EDMONTON — A group representing oilsands and other resource companies says it has convinced the Alberta government to change a plan that would force corporations to spend big money to restore wetlands ruined by mining projects.
Conservationists say if the statement by the Alberta Chamber of Resources is true, it would make a mockery of the province’s promise to develop the oilsands in an environmentally responsible manner.
“The province has agreed to three of the four changes to the proposed wetlands policy that (the chamber) suggested in a letter … we delivered to the Ministry of Environment,” says a report posted on the chamber’s website.
“While the wetlands policy has not yet been implemented, these changes may save literally billions of dollars for our members in the future.”
Alberta currently has no policy to protect or restore wetlands that are ruined by resource development in the northern half of the province, including the wetlands-rich oilsands region.
After years of study, the Alberta Water Council submitted a report to the province saying that vacuum could no longer continue. The council said wetlands are vital to migrating ducks and waterfowl, songbirds, caribou and the overall environmental health of the Athabasca River basin.
The report, submitted 18 months ago, called for a “no-net-loss” policy for wetlands. It recommended that companies that destroy such areas should be required to either restore them, bolster a nearby depleted wetland or build a new one somewhere else in the province.
The government was supposed to have rolled out the policy last spring.
But two organizations in the 25-member water council opposed the recommendation for mandatory action — the Alberta Chamber of Resources and the Canadian Association of Petroleum Producers. Together they wrote dissenting letters in 2008 asking the province to making wetlands restoration discretionary.
In its letter, the chamber also said it opposed the concept of “no-net-loss” and suggested the government delay taking action. It also recommended the province not include any existing oilsands projects in any wetlands policy.
The Canadian Association of Petroleum Producers in its letter said the cost of such a policy “could exceed billions of dollars.”
Some members of the water council say they are worried the industry’s lobbying efforts have won over a government eager to appease Alberta’s slumping resource sector.
“We are very much concerned that it has been significantly undermined,” said Carolyn Campbell of the Alberta Wilderness Association.
“We are worried that by caving in to one sector’s request, we would weaken our wetland policy across the province.”
Other members of the council share those concerns. They’re also unhappy over the delay of a policy that has been in the works for four years.
“We are hoping it won’t be watered down, but we are getting some signals from industry. The Alberta Chamber of Resources is claiming victory over the policy,” said Pat Kehoe, manager of conservation programs for Ducks Unlimited.
“Any change that would lessen the imperative of the policy or weaken the application of the policy would be of great concern to us. We have huge wetland resources in this province, but we also have had huge wetlands impacts. We need wetlands protected and restored.”
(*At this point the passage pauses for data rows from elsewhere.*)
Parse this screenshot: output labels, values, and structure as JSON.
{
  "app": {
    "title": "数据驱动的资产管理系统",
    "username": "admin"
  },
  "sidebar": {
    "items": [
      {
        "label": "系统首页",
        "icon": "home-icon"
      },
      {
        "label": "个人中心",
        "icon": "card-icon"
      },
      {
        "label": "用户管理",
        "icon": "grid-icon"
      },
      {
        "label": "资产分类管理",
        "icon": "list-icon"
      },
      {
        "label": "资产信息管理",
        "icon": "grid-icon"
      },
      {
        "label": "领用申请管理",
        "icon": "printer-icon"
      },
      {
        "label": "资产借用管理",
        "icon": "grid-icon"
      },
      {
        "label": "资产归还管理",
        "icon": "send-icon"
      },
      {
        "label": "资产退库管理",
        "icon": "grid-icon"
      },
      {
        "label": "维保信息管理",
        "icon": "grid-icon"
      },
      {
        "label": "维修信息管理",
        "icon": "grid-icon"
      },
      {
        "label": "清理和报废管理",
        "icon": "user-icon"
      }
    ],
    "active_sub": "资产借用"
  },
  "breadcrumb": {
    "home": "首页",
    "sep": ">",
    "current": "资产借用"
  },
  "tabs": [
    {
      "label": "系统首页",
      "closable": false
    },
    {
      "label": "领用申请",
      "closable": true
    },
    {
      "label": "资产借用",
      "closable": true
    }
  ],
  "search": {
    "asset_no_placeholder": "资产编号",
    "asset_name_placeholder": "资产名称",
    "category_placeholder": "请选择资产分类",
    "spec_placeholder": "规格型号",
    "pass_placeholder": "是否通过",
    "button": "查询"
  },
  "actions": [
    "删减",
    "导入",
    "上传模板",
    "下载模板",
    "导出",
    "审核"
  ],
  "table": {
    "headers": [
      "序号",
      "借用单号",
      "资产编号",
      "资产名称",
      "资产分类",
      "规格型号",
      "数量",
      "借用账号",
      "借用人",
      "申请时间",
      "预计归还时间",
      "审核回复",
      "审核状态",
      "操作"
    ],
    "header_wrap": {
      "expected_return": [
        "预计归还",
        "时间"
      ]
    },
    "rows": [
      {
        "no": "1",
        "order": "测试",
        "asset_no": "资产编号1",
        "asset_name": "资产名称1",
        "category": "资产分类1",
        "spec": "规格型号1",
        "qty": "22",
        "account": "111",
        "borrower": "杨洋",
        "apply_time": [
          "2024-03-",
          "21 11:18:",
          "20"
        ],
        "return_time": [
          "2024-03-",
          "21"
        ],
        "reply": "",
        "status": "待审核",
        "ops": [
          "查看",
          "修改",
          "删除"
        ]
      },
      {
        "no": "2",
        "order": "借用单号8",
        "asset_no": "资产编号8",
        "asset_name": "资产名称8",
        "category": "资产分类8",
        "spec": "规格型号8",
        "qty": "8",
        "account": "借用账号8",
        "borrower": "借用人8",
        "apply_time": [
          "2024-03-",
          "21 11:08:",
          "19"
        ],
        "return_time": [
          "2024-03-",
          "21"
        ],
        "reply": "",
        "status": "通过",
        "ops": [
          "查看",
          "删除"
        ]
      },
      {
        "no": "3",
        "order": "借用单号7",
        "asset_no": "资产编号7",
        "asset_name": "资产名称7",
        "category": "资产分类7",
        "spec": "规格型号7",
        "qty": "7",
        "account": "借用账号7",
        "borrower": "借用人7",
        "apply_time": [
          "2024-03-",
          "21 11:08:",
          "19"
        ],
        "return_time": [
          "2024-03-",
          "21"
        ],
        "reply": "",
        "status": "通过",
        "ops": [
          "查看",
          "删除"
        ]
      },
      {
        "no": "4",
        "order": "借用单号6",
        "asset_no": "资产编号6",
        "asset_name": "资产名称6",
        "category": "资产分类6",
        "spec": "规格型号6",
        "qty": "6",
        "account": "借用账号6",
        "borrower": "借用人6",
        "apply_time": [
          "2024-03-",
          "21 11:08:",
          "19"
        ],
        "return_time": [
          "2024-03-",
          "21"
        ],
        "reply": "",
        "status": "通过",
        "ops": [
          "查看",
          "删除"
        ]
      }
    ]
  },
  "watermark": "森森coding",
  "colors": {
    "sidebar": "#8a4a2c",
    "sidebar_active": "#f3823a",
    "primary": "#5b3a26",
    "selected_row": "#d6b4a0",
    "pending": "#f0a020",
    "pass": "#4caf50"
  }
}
Brad Anderson, executive director of the resources chamber, says its position on wetlands was posted on the group’s website last year to update members and may now be out of date — even though it remains posted.
“We don’t know where the government is going with this wetlands policy or when it is going to come out,” he said.
Environment Minister Rob Renner says the province hasn’t made a final decision. He wouldn’t commit to an announcement this year even though the policy is already at least one year overdue.
Renner said balancing the need to protect the environment without thwarting resource development is so complex it will take more time for the plan to wind its way through the government before anything is approved.
“It is a misrepresentation to say that Alberta Environment has agreed (to change the proposed policy). We accept arguments that some have made. We take those arguments and we try and maintain that balance,” he said.
“At the end of the day, there needs to be a clear policy that says that there are consequences that have to be acknowledged and have to be dealt with when wetlands are destroyed.”